Friday, March 19
New Line Art from Matthew Alderman
Matthew Alderman. S. Dymphna of Gheel. Private Collection, Minnesota. January 2010.
From the Catholic Encyclopedia:
There are at Gheel fragments of two simple ancient sarcophagi in which tradition says the bodies of Dymphna and [her confessor and fellow martyr] Gerebernus were found. There is also a quadrangular brick, said to have been found in one of the sarcophagi, bearing two lines of letters read as DYMPNA. The discovery of this sarcophagus with the corpse and the brick was perhaps the origin of the veneration. In Christian art St. Dymphna is depicted with a sword in her hand and a fettered devil at her feet. Her feast is celebrated 15 May, under which date she is also found in the Roman martyrology.(More).

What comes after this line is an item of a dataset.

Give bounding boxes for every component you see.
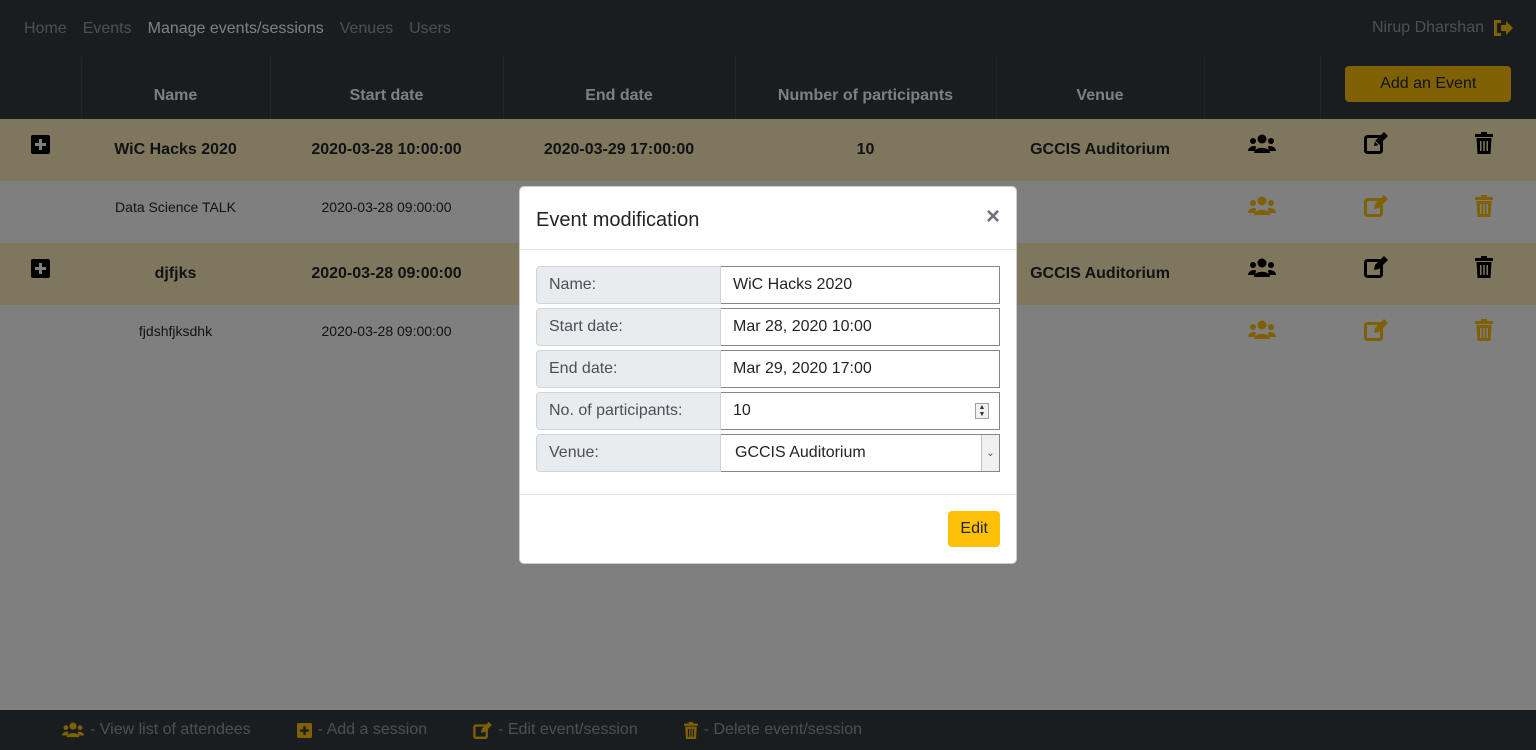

From time immemorial, the saint was invoked as patroness against insanity. The Bollandists have published numerous accounts of miraculous cures, especially between 1604 and 1668. As a result, there has long been a colony for lunatics at Gheel; even now there are sometimes as many as fifteen hundred whose relatives invoke St. Dymphna for their cure. The insane are treated in a peculiar manner; it is only in the beginning that they are placed in an institution for observation; later they are given shelter in the homes of the inhabitants, take part in their agricultural labours, and are treated very kindly. They are watched without being conscious of it. The treatment produces good results. The old church of St. Dymphna in Gheel was destroyed by fire in 1489. The new church was consecrated in 1532 and is still standing. Every year on the feast of the saint and on the Tuesday after Pentecost numerous pilgrims visit her shrine. In Gheel there is also a fraternity under her name.